Anyway, it got me thinking: There must be some interesting position battles to keep an eye on throughout the offseason and training camps in our division, right? I mean, some situations where things aren't yet set in stone? There are, and here's one for each team.

Dallas Cowboys' inside linebackers: Sean Lee is set at one of these spots, but the other will be interesting to watch. The team drafted Bruce Carter in the second round in 2011, and they believe he's part of their future on defense. But he was coming off an injury when they drafted him and played in just 10 games as a rookie, and they can't be sure he'll be ready to hold down a starter's spot full-time in 2012. So they went out on the free-agent market and signed Dan Connor, formerly of the Carolina Panthers, to start next to Lee while Carter continues to acclimate himself to the pro game.

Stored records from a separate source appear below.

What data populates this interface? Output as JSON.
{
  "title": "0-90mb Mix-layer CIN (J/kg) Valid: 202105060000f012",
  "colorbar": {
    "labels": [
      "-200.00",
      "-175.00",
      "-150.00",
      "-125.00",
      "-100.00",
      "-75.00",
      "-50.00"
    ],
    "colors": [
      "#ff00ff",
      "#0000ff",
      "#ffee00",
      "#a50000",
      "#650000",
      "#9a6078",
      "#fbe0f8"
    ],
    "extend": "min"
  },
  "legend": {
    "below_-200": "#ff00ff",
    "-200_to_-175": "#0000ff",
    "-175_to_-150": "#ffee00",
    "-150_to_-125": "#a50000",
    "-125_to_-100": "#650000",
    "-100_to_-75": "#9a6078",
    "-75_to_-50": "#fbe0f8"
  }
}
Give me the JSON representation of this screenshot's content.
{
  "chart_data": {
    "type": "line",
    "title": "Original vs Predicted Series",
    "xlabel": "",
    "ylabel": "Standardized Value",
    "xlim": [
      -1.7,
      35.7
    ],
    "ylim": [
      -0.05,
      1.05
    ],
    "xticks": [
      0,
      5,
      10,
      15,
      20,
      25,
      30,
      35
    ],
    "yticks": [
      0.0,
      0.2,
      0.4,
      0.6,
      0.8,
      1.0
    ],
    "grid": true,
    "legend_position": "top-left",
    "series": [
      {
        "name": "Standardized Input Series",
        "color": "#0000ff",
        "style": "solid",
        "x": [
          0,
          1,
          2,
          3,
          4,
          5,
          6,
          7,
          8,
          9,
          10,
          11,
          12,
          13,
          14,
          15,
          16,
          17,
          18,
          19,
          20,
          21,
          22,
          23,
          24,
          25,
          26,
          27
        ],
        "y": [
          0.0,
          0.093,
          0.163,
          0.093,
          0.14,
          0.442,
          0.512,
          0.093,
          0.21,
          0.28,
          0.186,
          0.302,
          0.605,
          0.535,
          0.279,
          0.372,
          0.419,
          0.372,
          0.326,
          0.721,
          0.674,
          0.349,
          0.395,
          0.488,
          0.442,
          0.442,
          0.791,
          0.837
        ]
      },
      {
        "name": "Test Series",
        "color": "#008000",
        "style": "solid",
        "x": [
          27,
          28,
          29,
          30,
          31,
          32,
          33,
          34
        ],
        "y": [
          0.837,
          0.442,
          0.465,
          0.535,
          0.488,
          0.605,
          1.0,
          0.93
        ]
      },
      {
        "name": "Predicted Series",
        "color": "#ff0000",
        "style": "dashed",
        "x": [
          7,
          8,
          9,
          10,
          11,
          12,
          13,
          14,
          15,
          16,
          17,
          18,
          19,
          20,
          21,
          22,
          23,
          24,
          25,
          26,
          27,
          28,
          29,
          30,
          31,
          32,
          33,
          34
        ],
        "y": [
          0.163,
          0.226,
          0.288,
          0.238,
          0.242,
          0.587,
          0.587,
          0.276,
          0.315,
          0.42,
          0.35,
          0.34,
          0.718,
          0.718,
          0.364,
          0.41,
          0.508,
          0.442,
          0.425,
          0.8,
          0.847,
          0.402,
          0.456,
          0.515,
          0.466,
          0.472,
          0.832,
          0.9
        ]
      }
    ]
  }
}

The interesting aspect of this will be how good Carter looks in training camp and whether he can play well enough to demand to take reps and snaps away from Connor. The veteran, Connor, will start with the job, but Carter is the future there, and it's just a question of when he's ready.

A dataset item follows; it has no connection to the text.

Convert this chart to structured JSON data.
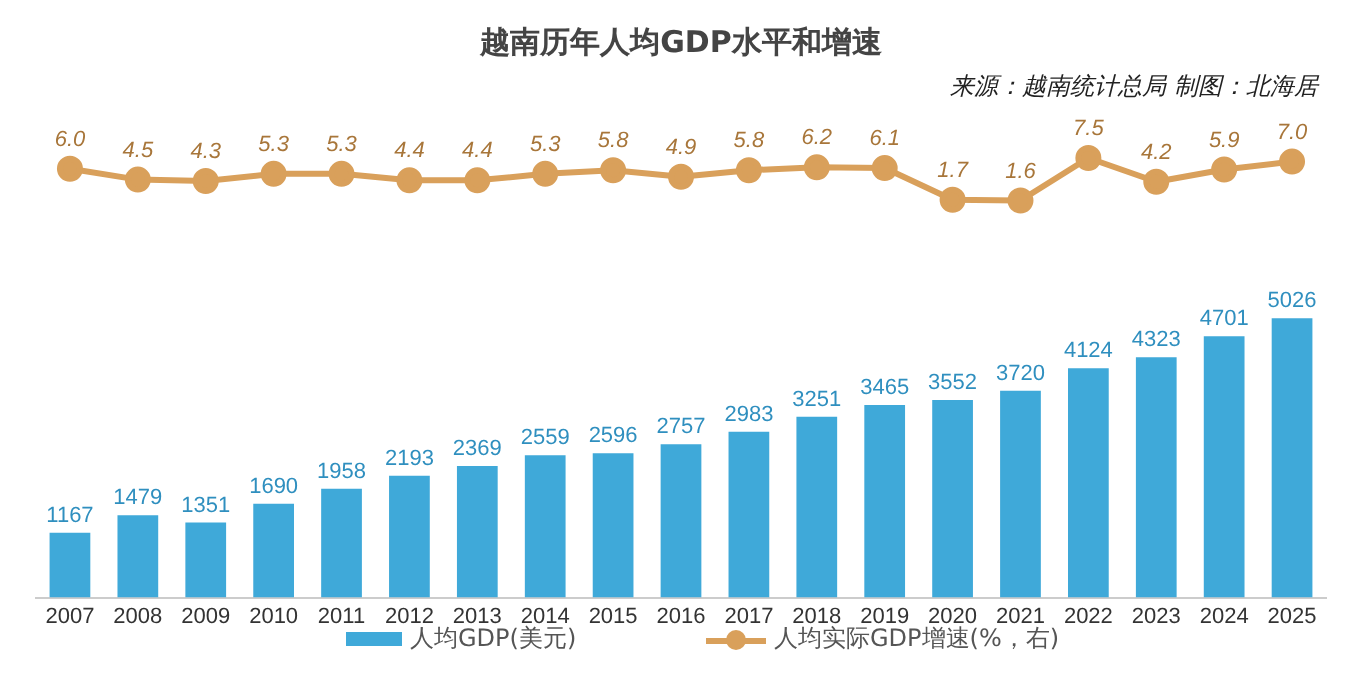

New York Giants running backs: Ahmad Bradshaw is the unquestioned veteran starter, but he doesn't come without questions. Foot injuries have limited him over the past several seasons, and his good friend and veteran safety net, Brandon Jacobs, is off to San Francisco to play for the 49ers. Assuming Bradshaw won't be able to make it through the season fully healthy on a starter's workload, there are going to be plenty of snaps to go around. The question is how many of those snaps first-round pick David Wilson can steal from holdover youngsters like D.J. Ware, Da'Rel Scott and Andre Brown (who's suspended for the first four games for drugs).

Philadelphia Eagles safeties: The team wants Nate Allen and Jaiquawn Jarrett, its second-round picks from the 2010 and 2011 drafts, respectively, to be the starters. Of the two, they're more confident about Allen, who's had some injury issues but played well when healthy last season. They have him penciled in as a starter. Whether Jarrett can fight off Kurt Coleman for the other starting spot is one of the training-camp questions the Eagles will face. It's also possible they'll add a free-agent veteran to the mix, but they'd rather get the production they need from their young guys if they can.

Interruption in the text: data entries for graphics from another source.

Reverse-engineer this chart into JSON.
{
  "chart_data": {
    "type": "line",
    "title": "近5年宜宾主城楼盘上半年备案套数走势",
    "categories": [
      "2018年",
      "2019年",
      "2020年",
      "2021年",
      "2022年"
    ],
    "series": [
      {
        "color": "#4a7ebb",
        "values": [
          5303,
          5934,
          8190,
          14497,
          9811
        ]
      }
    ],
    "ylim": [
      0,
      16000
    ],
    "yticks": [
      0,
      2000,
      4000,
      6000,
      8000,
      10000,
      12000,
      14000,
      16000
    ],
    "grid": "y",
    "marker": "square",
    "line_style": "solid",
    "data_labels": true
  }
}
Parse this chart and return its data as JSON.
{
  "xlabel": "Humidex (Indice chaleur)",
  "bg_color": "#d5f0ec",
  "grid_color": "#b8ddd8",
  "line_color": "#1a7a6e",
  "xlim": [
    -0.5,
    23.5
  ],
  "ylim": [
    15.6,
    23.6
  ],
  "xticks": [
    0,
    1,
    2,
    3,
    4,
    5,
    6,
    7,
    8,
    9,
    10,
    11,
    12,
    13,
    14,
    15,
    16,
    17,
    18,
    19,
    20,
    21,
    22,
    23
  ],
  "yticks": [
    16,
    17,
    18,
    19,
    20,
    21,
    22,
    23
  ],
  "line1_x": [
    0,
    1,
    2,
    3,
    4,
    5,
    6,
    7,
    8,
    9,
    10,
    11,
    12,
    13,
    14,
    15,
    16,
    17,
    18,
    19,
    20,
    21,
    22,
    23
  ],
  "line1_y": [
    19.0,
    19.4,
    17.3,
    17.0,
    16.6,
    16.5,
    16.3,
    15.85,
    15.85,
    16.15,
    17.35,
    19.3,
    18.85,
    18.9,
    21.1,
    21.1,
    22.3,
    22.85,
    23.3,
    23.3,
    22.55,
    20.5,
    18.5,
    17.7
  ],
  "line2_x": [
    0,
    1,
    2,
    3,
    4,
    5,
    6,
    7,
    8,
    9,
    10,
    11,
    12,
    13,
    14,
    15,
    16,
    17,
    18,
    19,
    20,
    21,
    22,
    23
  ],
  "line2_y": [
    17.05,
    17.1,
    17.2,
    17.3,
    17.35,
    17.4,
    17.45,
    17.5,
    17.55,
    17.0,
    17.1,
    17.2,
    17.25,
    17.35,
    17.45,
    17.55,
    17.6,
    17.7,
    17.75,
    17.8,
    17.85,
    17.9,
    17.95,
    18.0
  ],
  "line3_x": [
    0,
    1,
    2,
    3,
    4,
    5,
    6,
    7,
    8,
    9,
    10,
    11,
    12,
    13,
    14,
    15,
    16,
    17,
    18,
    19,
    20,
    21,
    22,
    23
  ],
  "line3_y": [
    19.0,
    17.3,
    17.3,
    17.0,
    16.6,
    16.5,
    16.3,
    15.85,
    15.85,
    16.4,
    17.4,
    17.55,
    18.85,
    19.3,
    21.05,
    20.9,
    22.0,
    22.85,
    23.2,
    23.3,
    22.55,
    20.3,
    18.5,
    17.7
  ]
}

Washington Redskins secondary: There are currently 15 defensive backs listed on the Redskins' roster, and it's safe to assume they can't all make the team. The question is which of them will play. Josh Wilson and DeAngelo Hall would appear to be set as the starting cornerbacks, but the team did sign free agent Cedric Griffin, and intriguing undrafted free-agent cornerback Chase Minnifield will be a name to watch in the summer. The more interesting questions are at safety, where the Redskins lost starters LaRon Landry and O.J. Atowge and things are wide open. The guy they like the best for the future is 2011 draft pick DeJon Gomes, but while they view him as a starter at some point, they don't know yet whether that point is this year. Their free-agent safety signing list is a fascinating one, including Brandon Meriweather, Madieu Williams and Tanard Jackson, any of whom c0uld emerge as a starter. Griffin also might have been brought in with an eye toward playing him at safety, and Reed Doughty was a valuable injury fill-in last season and could get a shot at more playing time in this crowded field. The Redskins appear to be installing an all-out competition for safety roles, and from here it's impossible to know who will play well enough to nail them down.